Friedrich Reinhold Kreutzmatsin (Paavo Matsin)
Must päike (The Black Sun)
Lepp ja Nagel, 2017, 192 pp
EAN 9789789949885
Paavo Matsin’s latest novel is set in the small Southern Estonian town of Võru in the mid-19th century. Its cast of characters includes Fr. R. Kreutzwald, the beloved author of the Estonian national epic, known to Estonians as their “Song Father”; his friend, the Baltic-German doctor and humorist Georg-Julius von Schultz-Bertram; and also the Swedish Queen Christina, who in reality lived long before the two aforementioned men. Furthermore, some of Matsin’s writing is in a bizarre “Jamaican-Estonian” fusion. Why? To liven up the reading experience, no doubt.
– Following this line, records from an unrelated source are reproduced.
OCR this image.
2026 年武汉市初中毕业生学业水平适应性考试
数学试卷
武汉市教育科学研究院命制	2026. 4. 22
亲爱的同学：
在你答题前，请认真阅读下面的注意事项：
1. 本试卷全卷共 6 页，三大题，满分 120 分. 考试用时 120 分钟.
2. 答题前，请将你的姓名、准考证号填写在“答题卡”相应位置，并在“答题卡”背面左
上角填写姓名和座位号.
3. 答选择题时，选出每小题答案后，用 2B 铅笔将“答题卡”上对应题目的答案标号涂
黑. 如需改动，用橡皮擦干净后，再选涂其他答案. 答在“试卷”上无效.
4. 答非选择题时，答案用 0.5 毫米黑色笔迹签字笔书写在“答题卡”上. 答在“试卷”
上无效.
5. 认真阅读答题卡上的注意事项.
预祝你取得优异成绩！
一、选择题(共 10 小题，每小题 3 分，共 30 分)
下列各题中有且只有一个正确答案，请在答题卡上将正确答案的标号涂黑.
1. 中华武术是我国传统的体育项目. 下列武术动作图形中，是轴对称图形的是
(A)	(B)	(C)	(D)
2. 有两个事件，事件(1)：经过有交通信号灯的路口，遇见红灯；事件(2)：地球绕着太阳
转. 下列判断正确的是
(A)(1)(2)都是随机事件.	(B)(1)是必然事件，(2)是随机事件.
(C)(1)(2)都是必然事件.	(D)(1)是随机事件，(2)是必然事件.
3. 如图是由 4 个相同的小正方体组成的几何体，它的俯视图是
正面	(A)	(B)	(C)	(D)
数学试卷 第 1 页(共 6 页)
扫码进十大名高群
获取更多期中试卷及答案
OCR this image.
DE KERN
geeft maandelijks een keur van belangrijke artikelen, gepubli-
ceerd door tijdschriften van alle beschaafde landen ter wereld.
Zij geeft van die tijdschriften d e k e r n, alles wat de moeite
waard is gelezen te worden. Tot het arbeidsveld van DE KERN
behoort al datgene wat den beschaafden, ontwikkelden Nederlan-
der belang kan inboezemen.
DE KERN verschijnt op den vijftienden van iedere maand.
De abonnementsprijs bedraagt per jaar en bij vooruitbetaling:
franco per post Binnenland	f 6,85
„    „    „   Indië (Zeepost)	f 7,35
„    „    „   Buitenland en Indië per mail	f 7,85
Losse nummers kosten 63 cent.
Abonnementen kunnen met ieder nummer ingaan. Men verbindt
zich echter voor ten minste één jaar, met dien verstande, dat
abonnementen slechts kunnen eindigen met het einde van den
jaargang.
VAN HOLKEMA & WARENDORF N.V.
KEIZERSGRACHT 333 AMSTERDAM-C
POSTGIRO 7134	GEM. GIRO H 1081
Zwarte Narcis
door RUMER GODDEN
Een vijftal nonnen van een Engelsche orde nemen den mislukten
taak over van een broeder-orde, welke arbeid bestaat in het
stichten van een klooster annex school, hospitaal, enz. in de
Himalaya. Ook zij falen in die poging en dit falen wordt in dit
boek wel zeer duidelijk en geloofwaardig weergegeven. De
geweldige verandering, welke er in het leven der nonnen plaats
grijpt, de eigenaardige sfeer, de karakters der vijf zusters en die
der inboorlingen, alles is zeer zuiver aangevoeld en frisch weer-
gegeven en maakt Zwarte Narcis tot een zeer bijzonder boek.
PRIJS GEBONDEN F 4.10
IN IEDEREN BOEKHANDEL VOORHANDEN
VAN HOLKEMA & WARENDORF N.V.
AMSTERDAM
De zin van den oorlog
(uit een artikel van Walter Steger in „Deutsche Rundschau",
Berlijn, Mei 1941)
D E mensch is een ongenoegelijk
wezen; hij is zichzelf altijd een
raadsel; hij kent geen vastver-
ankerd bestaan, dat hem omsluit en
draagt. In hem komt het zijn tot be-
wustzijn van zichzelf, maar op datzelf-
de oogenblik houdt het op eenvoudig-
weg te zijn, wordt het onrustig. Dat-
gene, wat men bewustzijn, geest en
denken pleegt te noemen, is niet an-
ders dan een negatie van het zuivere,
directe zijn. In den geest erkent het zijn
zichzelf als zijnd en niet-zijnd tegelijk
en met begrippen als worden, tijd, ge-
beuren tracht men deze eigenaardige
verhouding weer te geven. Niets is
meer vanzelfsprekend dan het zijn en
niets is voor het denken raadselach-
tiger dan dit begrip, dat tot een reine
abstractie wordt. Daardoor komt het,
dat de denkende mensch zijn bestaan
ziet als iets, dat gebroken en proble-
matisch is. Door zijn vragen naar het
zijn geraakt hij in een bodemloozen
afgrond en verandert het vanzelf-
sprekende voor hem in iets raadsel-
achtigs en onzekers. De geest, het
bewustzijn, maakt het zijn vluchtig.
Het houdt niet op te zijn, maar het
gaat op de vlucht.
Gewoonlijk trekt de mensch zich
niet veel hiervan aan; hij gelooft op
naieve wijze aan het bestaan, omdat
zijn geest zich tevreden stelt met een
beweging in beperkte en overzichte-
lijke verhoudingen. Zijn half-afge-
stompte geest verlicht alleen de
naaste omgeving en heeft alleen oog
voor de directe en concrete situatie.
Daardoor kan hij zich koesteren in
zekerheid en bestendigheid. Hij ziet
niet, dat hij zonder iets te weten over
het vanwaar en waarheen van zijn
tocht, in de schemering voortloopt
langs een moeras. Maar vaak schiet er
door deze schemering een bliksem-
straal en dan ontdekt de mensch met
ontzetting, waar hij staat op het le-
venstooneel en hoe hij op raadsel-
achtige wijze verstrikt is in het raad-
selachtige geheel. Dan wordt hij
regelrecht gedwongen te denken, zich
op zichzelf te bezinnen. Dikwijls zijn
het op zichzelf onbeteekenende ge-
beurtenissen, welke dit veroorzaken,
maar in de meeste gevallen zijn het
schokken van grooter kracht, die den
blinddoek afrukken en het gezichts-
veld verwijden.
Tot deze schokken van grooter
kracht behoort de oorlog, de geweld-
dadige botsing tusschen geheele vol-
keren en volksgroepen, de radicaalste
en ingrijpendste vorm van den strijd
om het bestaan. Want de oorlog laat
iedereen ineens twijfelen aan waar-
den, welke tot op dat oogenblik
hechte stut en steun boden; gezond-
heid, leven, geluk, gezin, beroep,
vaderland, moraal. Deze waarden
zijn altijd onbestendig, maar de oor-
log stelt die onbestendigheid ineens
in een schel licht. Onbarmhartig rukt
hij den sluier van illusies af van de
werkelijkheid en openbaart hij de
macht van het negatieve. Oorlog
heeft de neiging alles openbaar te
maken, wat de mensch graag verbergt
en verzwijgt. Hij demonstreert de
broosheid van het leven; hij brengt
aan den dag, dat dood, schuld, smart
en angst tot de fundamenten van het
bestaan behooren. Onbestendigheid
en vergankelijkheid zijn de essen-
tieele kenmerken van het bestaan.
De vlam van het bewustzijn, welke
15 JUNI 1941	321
Without giving away too much of The Black Sun’s content, I can confidently state that out of all the author’s books, this is the most reader-friendly and narrative-centric; still, he employs a large array of cryptic and alchemic symbols that may confuse someone unfamiliar with his previous works. Why is the Russian poet Pushkin’s great-grandfather Abram Petrovich Hannibal represented as a black stork? Why is it necessary to perform a sex change on Queen Christina, and why must the town of Võru be heated to tropical temperatures to do so? And what on Earth is this Jamaican slang all about?
I don’t know the answers, but neither is knowing necessary. Matsin himself makes no secret of the fact that The Black Sun is meant to be an associative novel that the reader can simply enjoy for its kaleidoscope of symbols, its allegorical nature, and pure absurdity. Moreover, Matsin possesses a special ability to wrap the reader around his little finger. He scatters little signs and remarks almost in passing, mentions the possibility of some lesser topics, details characters’ backstories in a handful of words, and before the reader even knows it, he is in the author’s clutches, awaiting great revelations, exciting turns of events, and earth-shaking truths. Yes, these elements do come, and in that sense, Matsin is no con artist pranking the reader. But it’s the same here as it is with all of the profuse symbolism and semantics: the reader can either get bogged down in them or take them as a pleasant garnish. These are the elements that steep The Black Sun and Matsin’s other books in a magical atmosphere that one should refrain from sinking into too deeply, for even in the shadows of all that gold and tinsel, the author has a message to convey. The art is simply to find it.
Erik Aru (1978) is an Estonian journalist who has been writing literary criticism mostly for Eesti Päevaleht since 2010. He is also a PhD student in economics at University of Tartu.